Unfortunately the rain didn't make them too interested in posing for our cameras bless them.

They looked really miserable with their backs to the wind & rain. However their owner assured us they don't like being indoors, it drives them mad. There are very few trees on Shetland & no hedges for shelter so they turn their bums to the wind & rain! The cows & sheep were exactly the same & it looked really funny as we don't see that in most places at home. Normally there's lots of trees or hedges for them to find shelter. 

For lunch we headed into Lerwick & by then it was absolutely tipping down. With another knitting fan I opted out of lunch and headed for the Shetland wool shop Jamiesons! It was fantastic, all the colours of the rainbow & more, in all the types of wool. I found a lovely shawl pattern & had great difficulty choosing the colour from such a wonderful range.

No that's not me sadly!

I decided on a gorgeous shade of blue as usual, Azure. I've finished it but it's been blocked & is drying out in the conservatory at the moment so when I get back from holiday I'll take a photo of it.

I also bought a Shade card, quite expensive at £8 but I knew I would want to buy more wool later. The lady in the shop told me it was more expensive to buy the wool elsewhere & she was right, it certainly is. Might have to make a trip back to the shop next year. Meanwhile I'll just have to drool over the shade card, it was a very good buy!

Our next stop was the Scalloway Museum where there is a lot of very interesting information. I hadn't come across the story of the Shetland Bus before & it was really moving. 

The Shetland Bus was a Shetland based special boat operation that took place during World War 11. In 1940 the German forces occupied Norway which led to a stream of refugees heading west. Most of these landed in Shetland. Many successful missions were carried out using the small fishing cutters that had brought the Norwegian refugees to Shetland. They landed agents, radio sets & ammunition & returned with refugees.

Model of the M/K Arthur, one of the boats used in the Shetland Bus Operation.

Most of the boats used were only between 50 & 70 ft long but they were operating in some of the roughest seas in the world in winter to cover the 200 miles east from Shetland to Norway. Many lives were lost in heavy seas or enemy action and the operation was due to be cancelled but the US Navy provided 3 fast sub chasers. They were well armed & fast & from November 1943 they carried on the same kind of operations that the fishing boats had done and without no further loss of life. 

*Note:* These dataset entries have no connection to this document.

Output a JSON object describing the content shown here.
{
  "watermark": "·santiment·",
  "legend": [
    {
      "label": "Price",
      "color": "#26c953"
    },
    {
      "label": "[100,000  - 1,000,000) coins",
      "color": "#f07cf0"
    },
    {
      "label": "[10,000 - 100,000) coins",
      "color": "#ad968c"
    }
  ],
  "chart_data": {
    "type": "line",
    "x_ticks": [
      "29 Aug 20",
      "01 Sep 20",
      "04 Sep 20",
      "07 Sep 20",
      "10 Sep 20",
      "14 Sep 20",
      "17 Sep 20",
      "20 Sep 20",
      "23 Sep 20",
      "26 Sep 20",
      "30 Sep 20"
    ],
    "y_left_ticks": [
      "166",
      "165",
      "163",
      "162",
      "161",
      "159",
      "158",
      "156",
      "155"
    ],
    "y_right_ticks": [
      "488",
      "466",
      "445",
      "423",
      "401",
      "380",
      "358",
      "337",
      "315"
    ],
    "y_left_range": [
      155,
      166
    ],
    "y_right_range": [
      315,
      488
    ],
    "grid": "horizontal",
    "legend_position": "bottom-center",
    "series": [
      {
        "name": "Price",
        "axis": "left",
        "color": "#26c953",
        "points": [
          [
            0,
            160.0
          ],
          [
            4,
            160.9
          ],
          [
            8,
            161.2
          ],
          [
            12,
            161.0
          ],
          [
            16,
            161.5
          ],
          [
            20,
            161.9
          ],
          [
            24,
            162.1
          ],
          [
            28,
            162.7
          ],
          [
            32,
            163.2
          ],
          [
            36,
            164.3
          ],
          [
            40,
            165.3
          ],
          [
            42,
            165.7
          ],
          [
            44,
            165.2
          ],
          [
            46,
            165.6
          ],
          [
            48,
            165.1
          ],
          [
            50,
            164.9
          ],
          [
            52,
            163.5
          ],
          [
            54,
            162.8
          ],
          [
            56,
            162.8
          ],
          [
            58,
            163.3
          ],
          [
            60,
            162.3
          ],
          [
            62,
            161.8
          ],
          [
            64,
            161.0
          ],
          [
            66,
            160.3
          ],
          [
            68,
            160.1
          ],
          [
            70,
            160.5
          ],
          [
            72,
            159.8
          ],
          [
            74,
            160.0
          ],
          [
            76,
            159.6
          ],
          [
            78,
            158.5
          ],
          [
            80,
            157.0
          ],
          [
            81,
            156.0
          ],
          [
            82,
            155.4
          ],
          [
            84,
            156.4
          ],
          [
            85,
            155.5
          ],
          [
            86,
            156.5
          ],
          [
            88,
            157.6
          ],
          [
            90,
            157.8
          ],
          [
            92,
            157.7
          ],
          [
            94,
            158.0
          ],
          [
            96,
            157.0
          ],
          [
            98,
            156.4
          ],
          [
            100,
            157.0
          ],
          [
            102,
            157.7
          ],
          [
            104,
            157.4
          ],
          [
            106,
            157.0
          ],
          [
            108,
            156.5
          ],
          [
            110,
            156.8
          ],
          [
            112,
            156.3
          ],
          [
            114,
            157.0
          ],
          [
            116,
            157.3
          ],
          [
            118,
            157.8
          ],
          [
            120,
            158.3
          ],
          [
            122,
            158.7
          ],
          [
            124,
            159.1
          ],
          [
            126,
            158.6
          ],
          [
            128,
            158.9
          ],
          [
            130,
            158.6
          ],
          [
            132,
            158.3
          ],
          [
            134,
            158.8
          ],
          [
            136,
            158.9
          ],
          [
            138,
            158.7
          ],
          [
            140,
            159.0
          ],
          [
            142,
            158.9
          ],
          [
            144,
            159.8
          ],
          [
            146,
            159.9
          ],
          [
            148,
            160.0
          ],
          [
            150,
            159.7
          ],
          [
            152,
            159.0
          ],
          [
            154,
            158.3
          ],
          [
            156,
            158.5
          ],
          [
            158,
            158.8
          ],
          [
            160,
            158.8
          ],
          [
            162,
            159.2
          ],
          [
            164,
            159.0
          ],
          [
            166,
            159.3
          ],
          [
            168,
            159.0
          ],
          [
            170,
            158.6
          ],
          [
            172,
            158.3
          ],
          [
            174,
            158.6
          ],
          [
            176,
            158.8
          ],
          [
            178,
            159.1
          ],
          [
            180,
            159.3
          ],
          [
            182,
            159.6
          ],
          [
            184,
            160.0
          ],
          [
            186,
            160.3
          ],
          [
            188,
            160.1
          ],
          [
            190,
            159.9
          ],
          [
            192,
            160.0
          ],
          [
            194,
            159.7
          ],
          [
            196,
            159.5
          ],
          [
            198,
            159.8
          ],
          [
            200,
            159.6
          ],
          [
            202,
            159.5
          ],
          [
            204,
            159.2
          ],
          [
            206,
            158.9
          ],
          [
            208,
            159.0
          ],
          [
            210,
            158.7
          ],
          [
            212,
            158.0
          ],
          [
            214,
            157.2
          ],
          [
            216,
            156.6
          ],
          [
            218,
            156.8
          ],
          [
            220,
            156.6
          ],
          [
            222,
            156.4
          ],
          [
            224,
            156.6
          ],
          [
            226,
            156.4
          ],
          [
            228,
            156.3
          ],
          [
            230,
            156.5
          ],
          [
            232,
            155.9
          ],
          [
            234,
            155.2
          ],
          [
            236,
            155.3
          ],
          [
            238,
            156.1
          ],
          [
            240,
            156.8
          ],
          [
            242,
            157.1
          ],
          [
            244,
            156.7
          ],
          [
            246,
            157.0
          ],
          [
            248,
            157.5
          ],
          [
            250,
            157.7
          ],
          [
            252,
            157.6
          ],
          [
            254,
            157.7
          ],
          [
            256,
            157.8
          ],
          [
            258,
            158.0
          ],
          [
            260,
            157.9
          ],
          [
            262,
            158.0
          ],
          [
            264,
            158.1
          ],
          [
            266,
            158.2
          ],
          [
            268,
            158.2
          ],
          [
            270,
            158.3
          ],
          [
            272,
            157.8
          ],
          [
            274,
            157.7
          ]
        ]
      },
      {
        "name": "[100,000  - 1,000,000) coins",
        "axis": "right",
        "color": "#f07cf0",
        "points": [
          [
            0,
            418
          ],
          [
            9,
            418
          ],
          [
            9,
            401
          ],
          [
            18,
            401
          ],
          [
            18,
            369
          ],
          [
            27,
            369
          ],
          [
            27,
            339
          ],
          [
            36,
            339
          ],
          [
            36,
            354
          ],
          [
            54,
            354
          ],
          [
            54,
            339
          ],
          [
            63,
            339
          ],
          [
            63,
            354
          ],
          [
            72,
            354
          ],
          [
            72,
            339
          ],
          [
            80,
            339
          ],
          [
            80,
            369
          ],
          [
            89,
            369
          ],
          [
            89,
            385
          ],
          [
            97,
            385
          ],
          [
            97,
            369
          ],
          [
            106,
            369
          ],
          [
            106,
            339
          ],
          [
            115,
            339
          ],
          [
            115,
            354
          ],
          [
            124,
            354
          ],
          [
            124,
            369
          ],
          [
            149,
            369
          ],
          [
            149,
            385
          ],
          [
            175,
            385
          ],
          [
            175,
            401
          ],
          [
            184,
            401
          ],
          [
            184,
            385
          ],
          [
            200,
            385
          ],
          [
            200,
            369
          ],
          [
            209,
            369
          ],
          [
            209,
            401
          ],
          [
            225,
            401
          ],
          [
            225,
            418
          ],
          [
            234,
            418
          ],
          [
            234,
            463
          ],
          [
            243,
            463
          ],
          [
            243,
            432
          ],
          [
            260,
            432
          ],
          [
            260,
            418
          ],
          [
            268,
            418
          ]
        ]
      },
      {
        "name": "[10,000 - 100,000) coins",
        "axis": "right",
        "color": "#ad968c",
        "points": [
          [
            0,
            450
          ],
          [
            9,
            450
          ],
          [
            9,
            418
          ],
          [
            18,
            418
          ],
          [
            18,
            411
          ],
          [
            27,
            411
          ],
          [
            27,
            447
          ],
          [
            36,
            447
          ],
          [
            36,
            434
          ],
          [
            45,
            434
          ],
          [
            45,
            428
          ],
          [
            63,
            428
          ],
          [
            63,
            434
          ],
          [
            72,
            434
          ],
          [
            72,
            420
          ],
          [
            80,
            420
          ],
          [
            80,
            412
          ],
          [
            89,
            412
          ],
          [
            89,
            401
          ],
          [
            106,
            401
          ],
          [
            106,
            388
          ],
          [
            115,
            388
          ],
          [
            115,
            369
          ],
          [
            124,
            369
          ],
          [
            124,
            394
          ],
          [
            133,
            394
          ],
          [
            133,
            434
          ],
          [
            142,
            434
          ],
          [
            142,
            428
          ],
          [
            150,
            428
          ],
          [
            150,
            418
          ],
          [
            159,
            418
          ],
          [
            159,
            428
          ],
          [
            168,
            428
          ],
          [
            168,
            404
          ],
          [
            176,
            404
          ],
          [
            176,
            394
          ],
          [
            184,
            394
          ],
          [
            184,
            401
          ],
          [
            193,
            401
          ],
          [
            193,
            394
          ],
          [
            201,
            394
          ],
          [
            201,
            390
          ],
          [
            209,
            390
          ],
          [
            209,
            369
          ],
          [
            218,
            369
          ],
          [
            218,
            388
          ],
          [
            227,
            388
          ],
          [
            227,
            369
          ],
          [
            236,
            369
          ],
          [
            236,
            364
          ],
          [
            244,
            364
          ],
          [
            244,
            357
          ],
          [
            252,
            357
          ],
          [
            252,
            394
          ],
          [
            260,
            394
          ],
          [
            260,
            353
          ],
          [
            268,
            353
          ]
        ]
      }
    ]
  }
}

If you want to find out more about the operation the Scalloway Museum has a good website, The Shetland Bus. 

We also visited the Shetland Museum & a really lovely silver jewellery design company which I haven't recorded.

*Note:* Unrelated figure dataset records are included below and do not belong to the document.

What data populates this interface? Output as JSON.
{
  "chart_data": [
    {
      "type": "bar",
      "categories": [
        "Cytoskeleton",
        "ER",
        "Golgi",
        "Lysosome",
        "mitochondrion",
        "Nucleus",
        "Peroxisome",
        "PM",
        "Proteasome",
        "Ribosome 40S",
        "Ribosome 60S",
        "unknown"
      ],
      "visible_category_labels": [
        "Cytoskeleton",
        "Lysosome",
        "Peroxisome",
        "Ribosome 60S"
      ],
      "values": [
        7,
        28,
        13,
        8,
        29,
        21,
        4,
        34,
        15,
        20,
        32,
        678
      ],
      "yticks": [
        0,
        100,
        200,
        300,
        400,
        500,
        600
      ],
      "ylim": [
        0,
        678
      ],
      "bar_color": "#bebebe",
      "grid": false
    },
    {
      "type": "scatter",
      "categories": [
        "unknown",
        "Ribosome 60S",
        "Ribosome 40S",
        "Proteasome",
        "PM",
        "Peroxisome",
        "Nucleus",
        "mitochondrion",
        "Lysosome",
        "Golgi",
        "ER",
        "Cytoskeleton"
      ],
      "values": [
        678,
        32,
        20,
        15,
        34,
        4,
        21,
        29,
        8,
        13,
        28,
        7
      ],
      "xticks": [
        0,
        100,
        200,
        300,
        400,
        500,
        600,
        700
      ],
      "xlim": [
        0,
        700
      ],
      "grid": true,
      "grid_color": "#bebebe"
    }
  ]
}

Have to say I was surprised at how much there was to see on Shetland never mind the wool! Lovely scenery & beaches, great museums to research the history & culture of the islands, brilliant arts & crafts and lots of sporting activities. Far too much to see in one day! Need to go back again.


  1. Thank you for sharing these photos and information with us.

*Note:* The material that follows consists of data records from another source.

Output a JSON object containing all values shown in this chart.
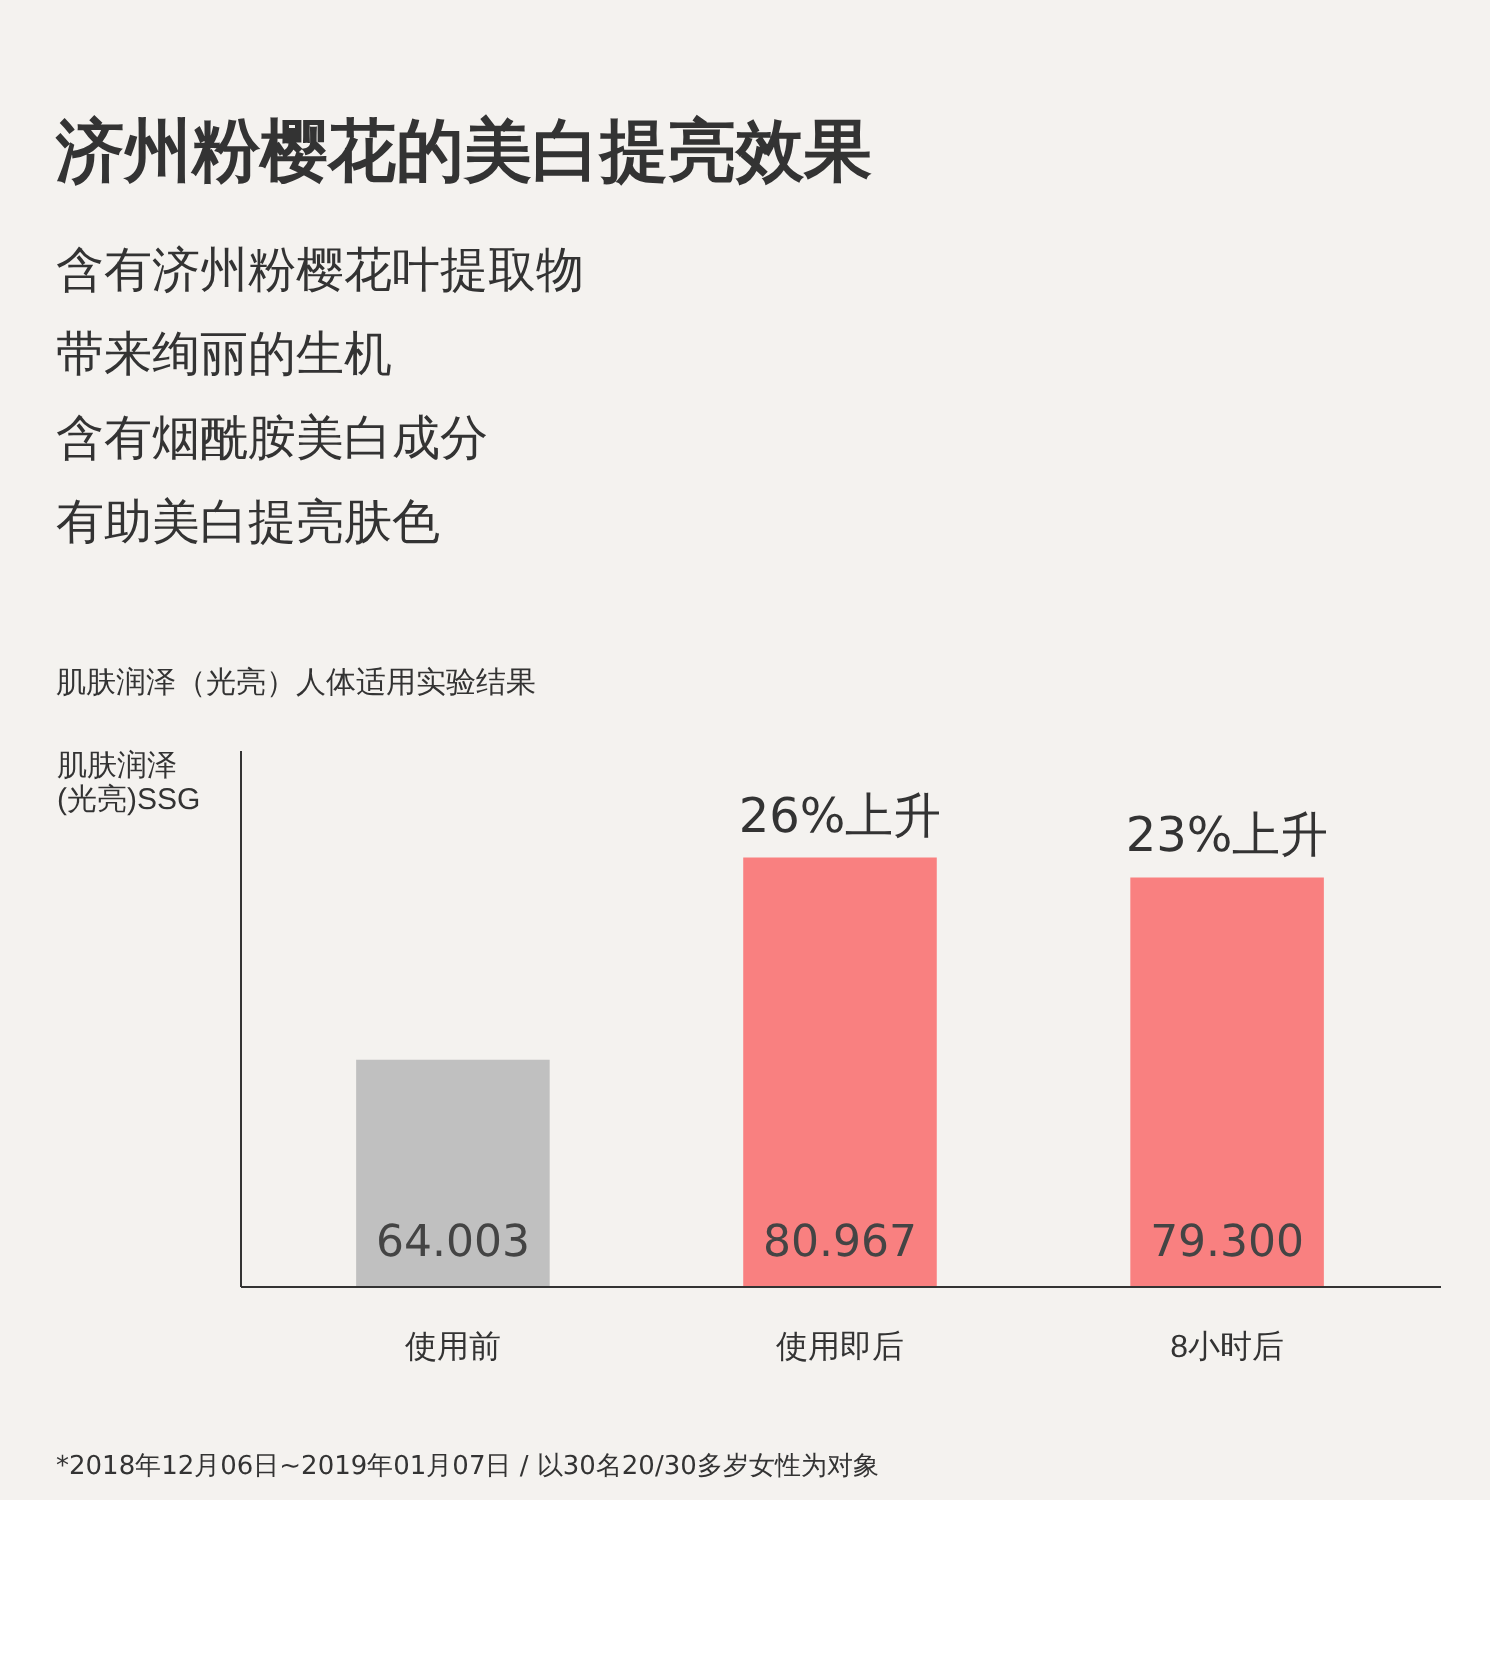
{
  "chart_data": {
    "type": "bar",
    "title": "济州粉樱花的美白提亮效果",
    "subtitle": [
      "含有济州粉樱花叶提取物",
      "带来绚丽的生机",
      "含有烟酰胺美白成分",
      "有助美白提亮肤色"
    ],
    "ylabel": "肌肤润泽\n(光亮)SSG",
    "categories": [
      "使用前",
      "使用即后",
      "8小时后"
    ],
    "values": [
      64.003,
      80.967,
      79.3
    ],
    "colors": [
      "#c0c0c0",
      "#f98080",
      "#f98080"
    ],
    "value_labels": [
      "64.003",
      "80.967",
      "79.300"
    ],
    "ylim": [
      45,
      90
    ],
    "tick_labels": "x",
    "grid": false,
    "legend": false,
    "annotations": [
      "肌肤润泽（光亮）人体适用实验结果",
      {
        "text": "26%上升",
        "x": "使用即后",
        "y": 80.967
      },
      {
        "text": "23%上升",
        "x": "8小时后",
        "y": 79.3
      },
      "*2018年12月06日~2019年01月07日 / 以30名20/30多岁女性为对象"
    ]
  }
}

  2. Sometimes, when it gets too hoy and crowded here, I announce to everyone that will listen that I am moving to the Shetlands. Your photos have proved that I would be very happy there with all those isolated beaches and cute ponies.

  3. all i can say is "i would like your life for a few months." Beautiful photos - fantastic area to explore. I'm envious to say the least. I have wanderlust in my soul.

  4. I'm Trying, Honestly has been included in our A Sunday Drive for this week. Be assured that we hope this helps to point even more new visitors in your direction.

  5. What beautiful vistas...
    I'm sure I could live there, away from all the world's hustle and bustle, amongst the ruins and the Shetland ponies :)
    Simply heavenly.

  6. Visiting your blog is like taking a mini holiday from my easy chair. The photos are beautiful. But, I especially like the one of the shawl, it is just beautiful. I would love to see a picture of the blue one you knitted personally,

    1. I did take a couple but I used my husband's camera as mine had a flat battery & now I can't find the USB to connect to the laptop. Will have another go as I have charged the battery now. Watch this space!